Nonetheless, the stock markets took the retail news as a bad sign that the stimulus package — you might have received a check in the mail — didn't work. Sure enough, the media are crowing that the rebate was a bust. Surely, the economy would have bounced back by now if Bush had been right!

This kind of commentary amounts to nothing but political one-upmanship. That so-called stimulus is nothing compared with the vast reach of global capital markets. This isn't the 19th century, when small decisions made in Washington had huge effects. For anyone to believe that the pathetic stimulus can actually swing macroeconomic trends is like believing that leaning this what or that on the Titanic would cause it to sink or float.

In any case, listen, folks: there are no controlled experiments in econonomcs and social science generally. We have no idea based on the evidence alone whether the stimulus worked or didn't work. How much lower might the economy have sunk without it? Or what if the economy had bounced back due to some cause completely unrelated to the tax rebate?

It is not as simple as it is in the natural sciences. You can't isolate a control and then change one element to a duplicate and compare the results. The issue is that human beings have volition. They are not atoms, rocks, or planets. Given that there are so many of them moving and choosing at once, there is zero chance that you can empirically isolate the factors that go into events in a way that teases out the cause of anything.

Brush away all the econometric modeling and you end up with the real basis for why people conclude this or that policy "worked" or "didn't work." It comes down to politics.
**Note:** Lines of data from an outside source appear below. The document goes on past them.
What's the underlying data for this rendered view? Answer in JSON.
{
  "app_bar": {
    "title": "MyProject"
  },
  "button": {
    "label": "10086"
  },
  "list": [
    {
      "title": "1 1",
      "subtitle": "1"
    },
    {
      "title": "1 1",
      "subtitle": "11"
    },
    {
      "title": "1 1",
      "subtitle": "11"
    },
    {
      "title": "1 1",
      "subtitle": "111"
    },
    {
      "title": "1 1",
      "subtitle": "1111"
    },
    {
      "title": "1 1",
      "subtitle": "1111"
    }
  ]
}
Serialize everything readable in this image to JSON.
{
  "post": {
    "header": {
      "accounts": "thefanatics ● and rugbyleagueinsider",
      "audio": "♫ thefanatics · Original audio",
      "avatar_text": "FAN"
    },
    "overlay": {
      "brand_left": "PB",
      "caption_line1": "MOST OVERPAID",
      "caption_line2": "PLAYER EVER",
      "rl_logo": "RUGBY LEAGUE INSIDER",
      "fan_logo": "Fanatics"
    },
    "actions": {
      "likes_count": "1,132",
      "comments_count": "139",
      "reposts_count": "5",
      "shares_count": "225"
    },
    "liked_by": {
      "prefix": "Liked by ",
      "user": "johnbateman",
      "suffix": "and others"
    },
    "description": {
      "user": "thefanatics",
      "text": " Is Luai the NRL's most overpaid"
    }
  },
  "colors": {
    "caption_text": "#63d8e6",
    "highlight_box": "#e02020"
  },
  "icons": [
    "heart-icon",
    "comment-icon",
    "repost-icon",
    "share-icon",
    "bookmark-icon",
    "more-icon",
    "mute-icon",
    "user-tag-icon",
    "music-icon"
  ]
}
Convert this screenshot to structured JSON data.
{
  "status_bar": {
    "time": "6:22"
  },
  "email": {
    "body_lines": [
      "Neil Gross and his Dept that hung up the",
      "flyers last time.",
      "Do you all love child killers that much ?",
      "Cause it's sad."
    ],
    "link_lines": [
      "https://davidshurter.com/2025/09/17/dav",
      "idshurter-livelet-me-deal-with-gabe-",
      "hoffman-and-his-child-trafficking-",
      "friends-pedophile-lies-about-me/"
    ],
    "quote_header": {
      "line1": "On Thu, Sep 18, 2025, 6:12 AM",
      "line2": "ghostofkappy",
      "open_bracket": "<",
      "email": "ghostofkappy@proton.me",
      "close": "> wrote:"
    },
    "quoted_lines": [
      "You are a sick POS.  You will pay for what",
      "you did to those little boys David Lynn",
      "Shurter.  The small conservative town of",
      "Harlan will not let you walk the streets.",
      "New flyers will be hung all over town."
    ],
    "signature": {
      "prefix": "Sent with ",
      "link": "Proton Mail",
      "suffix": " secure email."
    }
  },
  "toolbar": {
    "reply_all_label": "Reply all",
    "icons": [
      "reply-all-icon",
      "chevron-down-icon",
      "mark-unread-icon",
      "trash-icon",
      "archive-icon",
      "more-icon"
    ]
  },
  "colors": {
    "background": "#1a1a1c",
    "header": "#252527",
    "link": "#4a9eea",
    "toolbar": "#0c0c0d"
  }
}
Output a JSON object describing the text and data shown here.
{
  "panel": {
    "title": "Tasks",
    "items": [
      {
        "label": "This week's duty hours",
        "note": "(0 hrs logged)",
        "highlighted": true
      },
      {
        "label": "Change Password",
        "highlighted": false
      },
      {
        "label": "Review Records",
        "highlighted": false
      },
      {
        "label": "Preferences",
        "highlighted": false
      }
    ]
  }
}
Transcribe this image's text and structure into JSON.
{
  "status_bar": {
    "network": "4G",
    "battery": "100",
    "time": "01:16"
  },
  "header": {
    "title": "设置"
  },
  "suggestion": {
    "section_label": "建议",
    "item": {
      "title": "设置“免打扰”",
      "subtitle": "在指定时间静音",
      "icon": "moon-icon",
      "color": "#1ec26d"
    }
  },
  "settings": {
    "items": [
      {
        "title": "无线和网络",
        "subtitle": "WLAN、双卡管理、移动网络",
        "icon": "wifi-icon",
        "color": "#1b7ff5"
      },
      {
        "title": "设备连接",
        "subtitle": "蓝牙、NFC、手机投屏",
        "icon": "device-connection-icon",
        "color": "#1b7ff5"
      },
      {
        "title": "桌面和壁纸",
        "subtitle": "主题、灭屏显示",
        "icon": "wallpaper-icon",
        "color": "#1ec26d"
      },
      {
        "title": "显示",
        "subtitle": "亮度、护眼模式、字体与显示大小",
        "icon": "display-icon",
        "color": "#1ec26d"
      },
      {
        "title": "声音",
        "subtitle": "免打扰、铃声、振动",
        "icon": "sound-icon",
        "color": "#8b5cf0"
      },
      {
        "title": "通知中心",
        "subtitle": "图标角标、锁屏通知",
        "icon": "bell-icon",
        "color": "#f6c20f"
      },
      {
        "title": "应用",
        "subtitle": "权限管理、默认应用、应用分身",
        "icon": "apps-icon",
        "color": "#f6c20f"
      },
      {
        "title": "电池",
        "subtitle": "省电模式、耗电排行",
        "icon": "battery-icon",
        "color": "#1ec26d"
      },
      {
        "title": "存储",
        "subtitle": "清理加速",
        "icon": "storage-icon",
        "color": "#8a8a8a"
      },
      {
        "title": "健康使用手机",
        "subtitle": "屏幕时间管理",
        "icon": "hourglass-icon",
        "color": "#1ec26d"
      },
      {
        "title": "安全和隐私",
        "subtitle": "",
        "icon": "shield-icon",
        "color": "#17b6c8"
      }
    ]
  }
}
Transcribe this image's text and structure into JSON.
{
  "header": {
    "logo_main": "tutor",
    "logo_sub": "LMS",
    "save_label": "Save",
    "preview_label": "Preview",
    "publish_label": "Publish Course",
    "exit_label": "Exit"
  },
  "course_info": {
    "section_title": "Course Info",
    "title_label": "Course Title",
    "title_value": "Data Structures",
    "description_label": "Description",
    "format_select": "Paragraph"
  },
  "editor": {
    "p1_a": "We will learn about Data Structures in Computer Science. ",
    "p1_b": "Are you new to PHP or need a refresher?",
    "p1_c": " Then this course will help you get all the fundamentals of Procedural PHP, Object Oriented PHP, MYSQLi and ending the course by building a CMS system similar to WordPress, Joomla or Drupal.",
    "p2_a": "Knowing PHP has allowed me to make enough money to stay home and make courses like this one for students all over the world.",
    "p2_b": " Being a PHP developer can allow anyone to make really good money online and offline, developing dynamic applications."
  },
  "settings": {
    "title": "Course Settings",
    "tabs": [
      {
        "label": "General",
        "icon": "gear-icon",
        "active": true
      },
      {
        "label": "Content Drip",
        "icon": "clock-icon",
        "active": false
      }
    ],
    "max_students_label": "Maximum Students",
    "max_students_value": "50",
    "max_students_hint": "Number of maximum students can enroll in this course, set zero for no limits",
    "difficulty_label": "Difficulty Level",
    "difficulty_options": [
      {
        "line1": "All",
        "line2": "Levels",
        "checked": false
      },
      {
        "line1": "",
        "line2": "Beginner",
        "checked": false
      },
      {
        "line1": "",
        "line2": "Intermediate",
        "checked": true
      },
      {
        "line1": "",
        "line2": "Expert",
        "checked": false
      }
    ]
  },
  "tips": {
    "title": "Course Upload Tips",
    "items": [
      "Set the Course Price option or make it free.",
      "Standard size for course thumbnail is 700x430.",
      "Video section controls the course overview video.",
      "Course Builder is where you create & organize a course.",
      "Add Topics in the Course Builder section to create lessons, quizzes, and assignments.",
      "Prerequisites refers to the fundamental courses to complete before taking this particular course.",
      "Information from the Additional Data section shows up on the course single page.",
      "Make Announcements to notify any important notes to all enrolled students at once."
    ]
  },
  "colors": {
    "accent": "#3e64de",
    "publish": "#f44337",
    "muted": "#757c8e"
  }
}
This is one reason we should resist any government program no matter how much we think it will or won't work. In the end, we can't really know the relationship of cause and effect.

So how can we know what is true and what is not in the social sciences? You have to use your noggin. There is a long tradition of economics that argues that the way to economic truth comes via deductive logic that is then applied to the real world.

This is precisely the path that Hayek took in his writings. And this is why his model continues to apply to the world around us. He wasn't arguing that loose credit caused only one cycle in one country. He was arguing that whenever and wherever credit is expanded beyond market dictates by a central bank, the result will be economic distortion. In the end, reading his book will profit you more than reading all the ridiculous business-page speculations about the political cause of trends.

Once you understand this, you too will see that what appears to be bad news is often good news. The opposite is also true. So-called good news can foreshadow worsening times. The only way to really discern the difference is to study, think, and pay very little attention to the numbskulls who give running commentary on the government statistics of the day.